— Comment ça ? demanda Lamalgue en levant le nez naïvement.
— Vous ne jouez pas beaucoup mieux que lui.
— À la bonne heure ! s’écria d’Harmont triomphant, pendant que Lamalgue prenait un air profondément piqué.
C’étaient, au demeurant, deux comédiens stylés parfaitement.
— Si vous voulez, reprit Lagaronnays en riant, — je vais vous donner une leçon.
On accepta sans empressement ; pour s’amuser seulement, et sans intéresser la partie.
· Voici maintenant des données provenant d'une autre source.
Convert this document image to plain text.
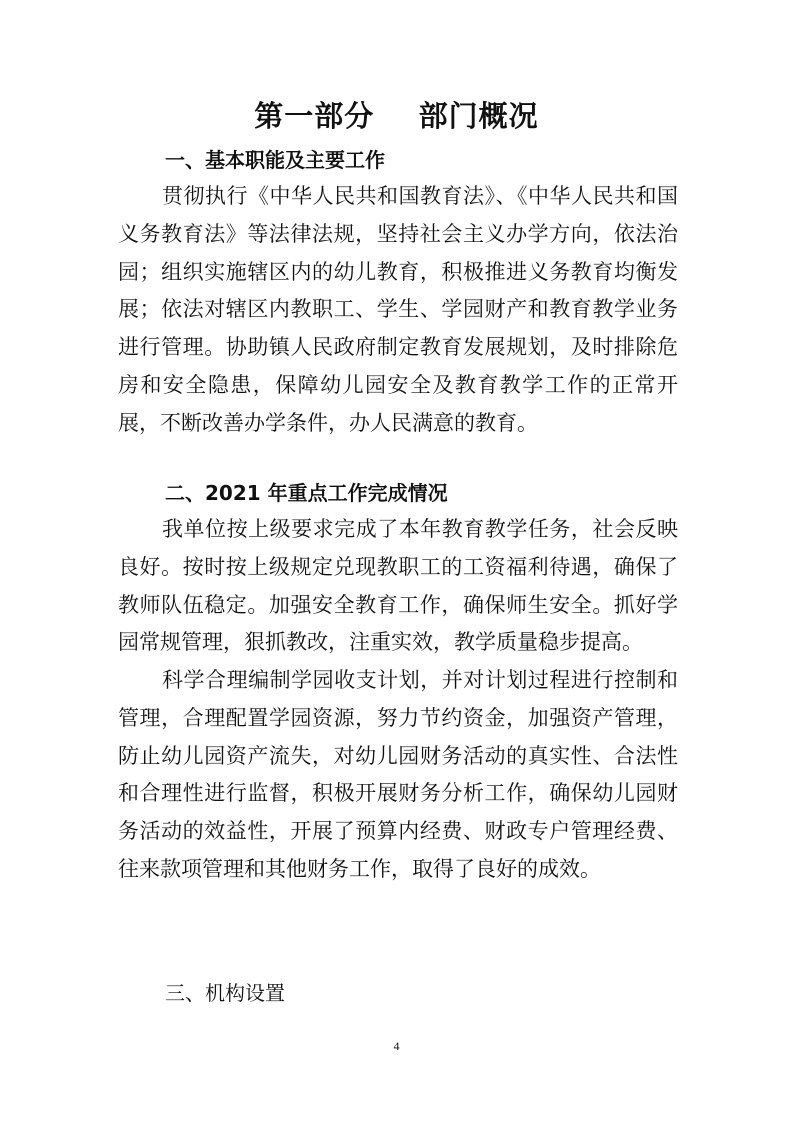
第一部分    部门概况
一、基本职能及主要工作

贯彻执行《中华人民共和国教育法》、《中华人民共和国义务教育法》等法律法规，坚持社会主义办学方向，依法治园；组织实施辖区内的幼儿教育，积极推进义务教育均衡发展；依法对辖区内教职工、学生、学园财产和教育教学业务进行管理。协助镇人民政府制定教育发展规划，及时排除危房和安全隐患，保障幼儿园安全及教育教学工作的正常开展，不断改善办学条件，办人民满意的教育。

二、2021 年重点工作完成情况

我单位按上级要求完成了本年教育教学任务，社会反映良好。按时按上级规定兑现教职工的工资福利待遇，确保了教师队伍稳定。加强安全教育工作，确保师生安全。抓好学园常规管理，狠抓教改，注重实效，教学质量稳步提高。

科学合理编制学园收支计划，并对计划过程进行控制和管理，合理配置学园资源，努力节约资金，加强资产管理，防止幼儿园资产流失，对幼儿园财务活动的真实性、合法性和合理性进行监督，积极开展财务分析工作，确保幼儿园财务活动的效益性，开展了预算内经费、财政专户管理经费、往来款项管理和其他财务工作，取得了良好的成效。

三、机构设置
4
Quelques flacons furent déposés sur la table.
Voilà le véritable enjeu entre amis !
Lamalgue perdit, comme de raison.
Comme de raison, il se piqua au jeu.
On joua un louis, deux louis, dix louis.
Lamalgue perdit comme si le diable s’en fût mêlé.
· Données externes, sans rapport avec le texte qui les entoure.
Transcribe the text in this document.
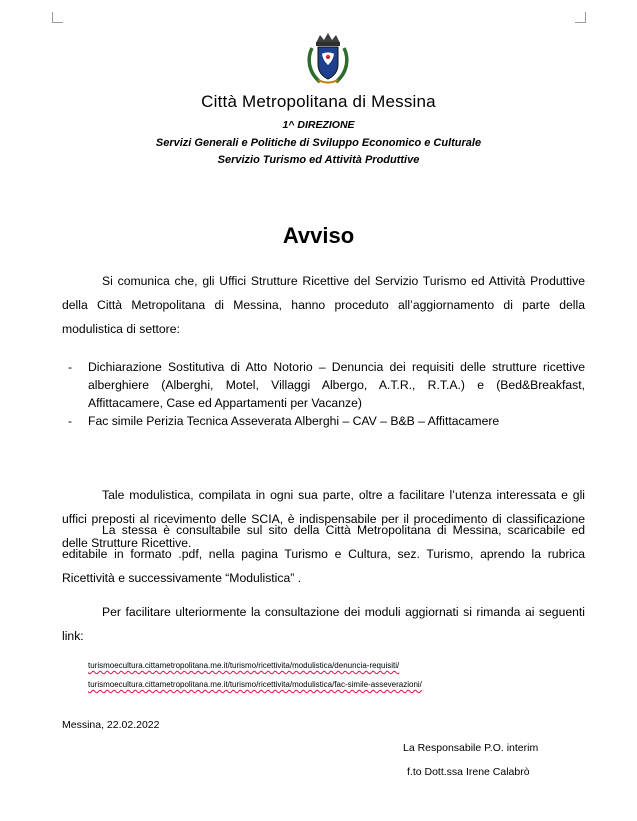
Città Metropolitana di Messina
1^ DIREZIONE
Servizi Generali e Politiche di Sviluppo Economico e Culturale
Servizio Turismo ed Attività Produttive
Avviso
Si comunica che, gli Uffici Strutture Ricettive del Servizio Turismo ed Attività Produttive della Città Metropolitana di Messina, hanno proceduto all’aggiornamento di parte della modulistica di settore:
- Dichiarazione Sostitutiva di Atto Notorio – Denuncia dei requisiti delle strutture ricettive alberghiere (Alberghi, Motel, Villaggi Albergo, A.T.R., R.T.A.) e (Bed&Breakfast, Affittacamere, Case ed Appartamenti per Vacanze)
- Fac simile Perizia Tecnica Asseverata Alberghi – CAV – B&B – Affittacamere
Tale modulistica, compilata in ogni sua parte, oltre a facilitare l’utenza interessata e gli uffici preposti al ricevimento delle SCIA, è indispensabile per il procedimento di classificazione delle Strutture Ricettive.
La stessa è consultabile sul sito della Città Metropolitana di Messina, scaricabile ed editabile in formato .pdf, nella pagina Turismo e Cultura, sez. Turismo, aprendo la rubrica Ricettività e successivamente “Modulistica” .
Per facilitare ulteriormente la consultazione dei moduli aggiornati si rimanda ai seguenti link:
turismoecultura.cittametropolitana.me.it/turismo/ricettivita/modulistica/denuncia-requisiti/
turismoecultura.cittametropolitana.me.it/turismo/ricettivita/modulistica/fac-simile-asseverazioni/
Messina, 22.02.2022
La Responsabile P.O. interim
f.to Dott.ssa Irene Calabrò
— Eh bien ! s’écria-t-il, — que mon portefeuille y passe !
Et il joua cinq cents louis d’un seul coup.
Il perdit encore.
Mais ce fut la dernière fois.
À dater de ce moment, la chance tourna.
Vers trois heures du matin, le chevalier de Saulcy-Lagaronnays n’avait plus un seul Labastide.
Son million s’était envolé comme il était venu.
Il se leva, tout chancelant, les yeux pleins de sang la tête perdue.
Les garçons l’arrêtèrent à la porte et lui demandèrent son souper. Il donna pour payer son souper un des pendants d’oreille de la belle Baradère, — et il s’enfuit.
Moutan et Bandolini poussèrent un hurrah retentissant.
— Maintenant, dit Moutan qui n’avait plus l’air si niais, — jetons nos faux billets au feu et faisons une affaire sérieuse.